Я подхожу к ручью, беру в руки немного мягкой глины и начинаю лепить из нее человечка. Через пять минут человечек готов. – Оживи – говорю я. Он оживает. – Стань человеком. Он начинает расти и превращается в голого мужчину. Мужчина смотрит на меня и говорит – Ты кто?
– Я был самым скромным парнем в своей школе – говорит Уилл – я бы так им и остался, если бы не моя одноклассница. Одна из тех телок, чьи богатые родители с детства приучают детей смотреть на всех свысока. Я был страшно в нее влюблен и боялся признаться ей в этом. А она ходила и все стебалась надо мной, как над последним лохом. Она была уверенна, что я никогда не отважусь что– либо сделать в жизни. Однажды она перед всем классом сказала, что переспит со мной, если я отважусь сделать на себе татуировку что я – лох. Ни один нормальный парень не сделает подобного. А я сделал. Это был единственный способ доказать всем, что ты настоящий фрик. Я сделал это и на следующий день перед всем классом снял свою тениссную рубашку. Я снял свою рубашку и у всех отвисла челюсть. На моем плече красовалась надпись – этот лох отъебал Эбби Литтлгейт . С тех пор все и завертелось.
– Я тот, кто тебя создал.
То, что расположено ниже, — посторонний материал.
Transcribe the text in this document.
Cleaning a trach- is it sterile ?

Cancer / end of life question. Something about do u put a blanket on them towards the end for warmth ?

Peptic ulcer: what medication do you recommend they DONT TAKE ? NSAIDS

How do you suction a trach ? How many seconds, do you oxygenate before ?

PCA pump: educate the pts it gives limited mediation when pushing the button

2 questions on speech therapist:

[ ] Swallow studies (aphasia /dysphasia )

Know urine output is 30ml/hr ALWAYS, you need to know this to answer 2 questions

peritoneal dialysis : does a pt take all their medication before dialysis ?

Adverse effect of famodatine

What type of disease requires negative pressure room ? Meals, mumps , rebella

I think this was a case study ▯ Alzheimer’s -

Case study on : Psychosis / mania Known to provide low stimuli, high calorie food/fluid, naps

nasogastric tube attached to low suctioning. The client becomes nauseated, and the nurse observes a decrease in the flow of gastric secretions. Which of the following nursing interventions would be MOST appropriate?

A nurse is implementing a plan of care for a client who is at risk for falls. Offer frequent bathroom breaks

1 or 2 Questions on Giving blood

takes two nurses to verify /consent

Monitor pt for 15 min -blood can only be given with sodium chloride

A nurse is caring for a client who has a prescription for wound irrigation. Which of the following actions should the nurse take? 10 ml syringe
Я твой Бог – говорю я глиняному человечку – и у меня нет имени. Просто Бог. Ты человек и тебя зовут Адам. Ты должен слушаться меня, потому что я дал тебе жизнь – говорю я ему и перекладывая холодный будвайзер в другую руку, слышу как в кустах давится от смеха Джек. У Джека особенный смех. Его смех ни с кем ни спутать. Он заставляет тебя лежа на полу и угорая от смеха, держать себя за живот, боясь, что он вот–вот не выдержит и порвется.
– Бог – говорит мне Адам, поворачивая голову и глядя на несущийся смех из-за кустов – а что мне можно делать? – Ты можешь делать все, что захочешь. Хоть на голове танцуй – мне все равно. Только не ешь вон те яблоки, а то сдохнешь – я показываю рукой на первое попавшееся дерево. Кстати, я думаю, скоро я сделаю тебе женщину. – Женщину? А что это такое? – спрашивает меня послушный глиняный Адам. – Ты увидишь и сам поймешь. – отвечаю я, подхожу к нему, сую в него свою руку и отламывая небольшой кусок его глиняного ребра, достаю из него руку. – Давай, завтра увидимся – говорю я ему, показываю пальцами пис и иду к кустам.